Il leader della maggioranza al Senato John Thune (RS.D.) ha detto lunedì ai giornalisti che la Casa Bianca dovrebbe ritirare la nomina di Paul Ingrassia a capo dell’Ufficio del consigliere speciale del presidente Trump dopo che i senatori repubblicani hanno detto che non avrebbero votato per lui.
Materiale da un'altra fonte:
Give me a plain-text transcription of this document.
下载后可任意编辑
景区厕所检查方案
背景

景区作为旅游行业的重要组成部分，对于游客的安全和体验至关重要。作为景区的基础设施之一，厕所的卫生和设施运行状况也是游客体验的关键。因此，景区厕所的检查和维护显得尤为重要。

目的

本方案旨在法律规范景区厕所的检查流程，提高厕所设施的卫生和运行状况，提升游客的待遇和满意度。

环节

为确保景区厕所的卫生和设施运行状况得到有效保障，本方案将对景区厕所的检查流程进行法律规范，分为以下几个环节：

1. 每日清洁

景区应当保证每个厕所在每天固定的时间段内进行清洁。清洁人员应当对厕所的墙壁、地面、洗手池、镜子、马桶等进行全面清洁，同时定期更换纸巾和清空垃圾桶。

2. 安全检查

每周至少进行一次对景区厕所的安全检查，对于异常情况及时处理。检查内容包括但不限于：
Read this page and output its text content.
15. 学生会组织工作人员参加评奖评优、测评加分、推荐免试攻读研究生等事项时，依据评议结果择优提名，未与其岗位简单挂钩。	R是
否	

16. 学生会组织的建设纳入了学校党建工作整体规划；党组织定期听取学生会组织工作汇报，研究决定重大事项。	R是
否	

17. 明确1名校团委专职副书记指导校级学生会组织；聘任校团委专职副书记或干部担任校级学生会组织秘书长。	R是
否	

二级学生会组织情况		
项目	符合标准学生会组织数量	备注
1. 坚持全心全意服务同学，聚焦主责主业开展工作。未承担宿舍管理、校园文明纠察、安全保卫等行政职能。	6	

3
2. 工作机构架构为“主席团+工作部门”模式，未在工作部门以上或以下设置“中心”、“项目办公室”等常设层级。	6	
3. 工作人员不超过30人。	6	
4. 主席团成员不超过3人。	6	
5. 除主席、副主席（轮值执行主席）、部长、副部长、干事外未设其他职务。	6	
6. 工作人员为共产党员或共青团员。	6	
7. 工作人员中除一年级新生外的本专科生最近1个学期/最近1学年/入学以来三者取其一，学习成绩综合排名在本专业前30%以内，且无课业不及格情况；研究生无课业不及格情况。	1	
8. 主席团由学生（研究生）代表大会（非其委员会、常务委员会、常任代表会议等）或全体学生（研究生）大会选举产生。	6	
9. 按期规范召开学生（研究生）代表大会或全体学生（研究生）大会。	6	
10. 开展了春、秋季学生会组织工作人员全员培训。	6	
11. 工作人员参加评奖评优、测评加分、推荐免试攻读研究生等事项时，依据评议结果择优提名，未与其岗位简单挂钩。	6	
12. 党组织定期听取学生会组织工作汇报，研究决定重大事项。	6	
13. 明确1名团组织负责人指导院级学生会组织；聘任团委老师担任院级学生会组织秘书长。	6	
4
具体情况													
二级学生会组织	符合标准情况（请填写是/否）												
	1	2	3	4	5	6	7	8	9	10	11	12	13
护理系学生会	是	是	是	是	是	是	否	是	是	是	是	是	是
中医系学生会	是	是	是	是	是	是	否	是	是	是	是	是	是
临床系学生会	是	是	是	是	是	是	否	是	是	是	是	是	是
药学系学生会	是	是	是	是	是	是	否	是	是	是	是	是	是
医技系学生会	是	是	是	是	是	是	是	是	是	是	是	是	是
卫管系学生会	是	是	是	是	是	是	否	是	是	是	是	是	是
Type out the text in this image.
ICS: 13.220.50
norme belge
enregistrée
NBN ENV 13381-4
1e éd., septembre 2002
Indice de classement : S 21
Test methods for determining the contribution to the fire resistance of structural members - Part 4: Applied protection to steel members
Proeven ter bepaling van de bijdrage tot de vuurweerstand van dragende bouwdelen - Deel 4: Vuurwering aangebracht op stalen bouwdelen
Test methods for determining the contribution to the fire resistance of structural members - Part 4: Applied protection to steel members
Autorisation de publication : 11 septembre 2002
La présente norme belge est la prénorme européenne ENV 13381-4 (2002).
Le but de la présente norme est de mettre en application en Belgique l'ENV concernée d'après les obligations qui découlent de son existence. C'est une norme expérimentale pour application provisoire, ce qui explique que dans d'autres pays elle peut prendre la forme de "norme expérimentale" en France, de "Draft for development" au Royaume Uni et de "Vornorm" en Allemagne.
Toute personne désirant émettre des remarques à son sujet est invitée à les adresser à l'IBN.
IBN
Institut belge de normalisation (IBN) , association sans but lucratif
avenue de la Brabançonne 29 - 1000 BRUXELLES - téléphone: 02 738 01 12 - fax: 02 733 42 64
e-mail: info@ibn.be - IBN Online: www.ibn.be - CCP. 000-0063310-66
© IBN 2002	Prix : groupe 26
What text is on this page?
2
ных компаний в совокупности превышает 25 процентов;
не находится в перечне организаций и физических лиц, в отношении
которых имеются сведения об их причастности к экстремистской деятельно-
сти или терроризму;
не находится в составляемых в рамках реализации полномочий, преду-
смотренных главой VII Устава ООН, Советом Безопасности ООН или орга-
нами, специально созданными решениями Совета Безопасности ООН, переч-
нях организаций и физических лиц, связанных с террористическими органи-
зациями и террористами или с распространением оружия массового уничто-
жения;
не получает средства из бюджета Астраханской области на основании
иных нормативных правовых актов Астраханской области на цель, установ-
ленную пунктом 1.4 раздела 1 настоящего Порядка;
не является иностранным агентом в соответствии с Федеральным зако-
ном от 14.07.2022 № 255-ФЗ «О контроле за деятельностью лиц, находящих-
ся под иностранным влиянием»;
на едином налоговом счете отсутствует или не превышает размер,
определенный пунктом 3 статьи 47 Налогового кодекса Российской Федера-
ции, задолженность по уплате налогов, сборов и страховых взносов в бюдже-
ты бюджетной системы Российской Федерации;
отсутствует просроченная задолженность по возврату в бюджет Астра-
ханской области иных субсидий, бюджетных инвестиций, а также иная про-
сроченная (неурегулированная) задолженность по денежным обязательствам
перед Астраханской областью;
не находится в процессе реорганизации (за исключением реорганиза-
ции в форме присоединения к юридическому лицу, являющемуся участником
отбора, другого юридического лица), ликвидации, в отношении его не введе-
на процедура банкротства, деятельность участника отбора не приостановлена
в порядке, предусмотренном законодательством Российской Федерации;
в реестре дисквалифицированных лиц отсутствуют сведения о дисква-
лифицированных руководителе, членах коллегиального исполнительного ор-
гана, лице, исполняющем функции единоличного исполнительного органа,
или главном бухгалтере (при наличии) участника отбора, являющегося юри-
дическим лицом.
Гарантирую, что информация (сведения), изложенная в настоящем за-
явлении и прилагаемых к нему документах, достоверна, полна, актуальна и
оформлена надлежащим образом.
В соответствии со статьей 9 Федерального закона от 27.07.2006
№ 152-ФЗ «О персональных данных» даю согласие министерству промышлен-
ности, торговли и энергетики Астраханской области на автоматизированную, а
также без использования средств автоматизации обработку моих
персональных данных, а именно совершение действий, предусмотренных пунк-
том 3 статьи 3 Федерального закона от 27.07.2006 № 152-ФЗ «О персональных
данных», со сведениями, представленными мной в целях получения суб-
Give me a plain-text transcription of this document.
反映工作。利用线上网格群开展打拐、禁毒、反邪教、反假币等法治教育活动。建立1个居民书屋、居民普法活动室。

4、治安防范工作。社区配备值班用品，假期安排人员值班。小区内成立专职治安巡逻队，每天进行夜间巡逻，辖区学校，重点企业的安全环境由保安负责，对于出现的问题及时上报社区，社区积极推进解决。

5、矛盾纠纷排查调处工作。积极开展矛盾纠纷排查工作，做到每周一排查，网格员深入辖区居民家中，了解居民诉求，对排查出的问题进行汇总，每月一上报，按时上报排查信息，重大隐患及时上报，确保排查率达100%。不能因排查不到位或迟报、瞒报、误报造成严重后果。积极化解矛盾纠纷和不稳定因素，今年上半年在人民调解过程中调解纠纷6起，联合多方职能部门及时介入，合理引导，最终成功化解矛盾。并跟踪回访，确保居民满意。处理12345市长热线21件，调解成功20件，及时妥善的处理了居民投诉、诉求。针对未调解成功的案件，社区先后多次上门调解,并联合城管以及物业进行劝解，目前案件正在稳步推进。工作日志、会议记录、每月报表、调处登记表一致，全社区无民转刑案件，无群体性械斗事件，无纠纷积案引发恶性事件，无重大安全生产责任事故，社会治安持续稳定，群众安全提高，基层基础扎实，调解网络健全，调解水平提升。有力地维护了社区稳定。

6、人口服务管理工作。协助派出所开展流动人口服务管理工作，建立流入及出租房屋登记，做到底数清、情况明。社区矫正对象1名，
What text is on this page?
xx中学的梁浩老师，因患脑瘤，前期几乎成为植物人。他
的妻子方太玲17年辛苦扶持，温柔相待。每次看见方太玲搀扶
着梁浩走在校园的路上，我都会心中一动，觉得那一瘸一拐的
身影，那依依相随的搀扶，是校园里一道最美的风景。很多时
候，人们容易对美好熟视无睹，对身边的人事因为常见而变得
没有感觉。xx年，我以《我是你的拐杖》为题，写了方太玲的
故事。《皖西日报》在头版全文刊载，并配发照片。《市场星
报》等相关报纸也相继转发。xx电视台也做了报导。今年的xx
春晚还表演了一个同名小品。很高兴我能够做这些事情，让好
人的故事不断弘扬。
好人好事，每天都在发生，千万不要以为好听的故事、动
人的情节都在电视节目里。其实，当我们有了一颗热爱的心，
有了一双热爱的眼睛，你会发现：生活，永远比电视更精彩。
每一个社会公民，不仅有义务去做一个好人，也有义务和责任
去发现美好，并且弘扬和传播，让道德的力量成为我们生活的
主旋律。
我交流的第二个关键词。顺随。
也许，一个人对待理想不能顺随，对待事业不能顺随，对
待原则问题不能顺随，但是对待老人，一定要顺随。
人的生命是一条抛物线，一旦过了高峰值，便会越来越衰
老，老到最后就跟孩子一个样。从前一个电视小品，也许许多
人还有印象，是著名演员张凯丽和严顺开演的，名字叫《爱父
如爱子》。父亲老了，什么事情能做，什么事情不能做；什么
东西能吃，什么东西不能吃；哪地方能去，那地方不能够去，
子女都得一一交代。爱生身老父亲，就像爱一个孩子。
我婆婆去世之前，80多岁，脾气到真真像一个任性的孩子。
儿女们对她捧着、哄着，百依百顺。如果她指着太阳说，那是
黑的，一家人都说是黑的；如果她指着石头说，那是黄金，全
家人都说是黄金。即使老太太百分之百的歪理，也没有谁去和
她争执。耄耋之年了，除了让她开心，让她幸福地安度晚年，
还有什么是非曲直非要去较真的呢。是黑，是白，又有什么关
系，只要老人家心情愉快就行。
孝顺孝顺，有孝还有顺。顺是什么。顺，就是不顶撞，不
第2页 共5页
La nomina di Ingracia lunedì ha suscitato preoccupazione tra i membri repubblicani della Commissione per la Sicurezza Nazionale del Senato dopo che Politico ha riferito di aver detto a un gruppo di assistenti repubblicani che Martin Luther King Jr. dovrebbe essere “gettato nel settimo girone dell’inferno” e ha detto che aveva una ” vena nazista “.
Lunedì Thune ha detto ai giornalisti che la Casa Bianca dovrebbe prendere in considerazione la possibilità di ritirare la nomina di Ingrassia.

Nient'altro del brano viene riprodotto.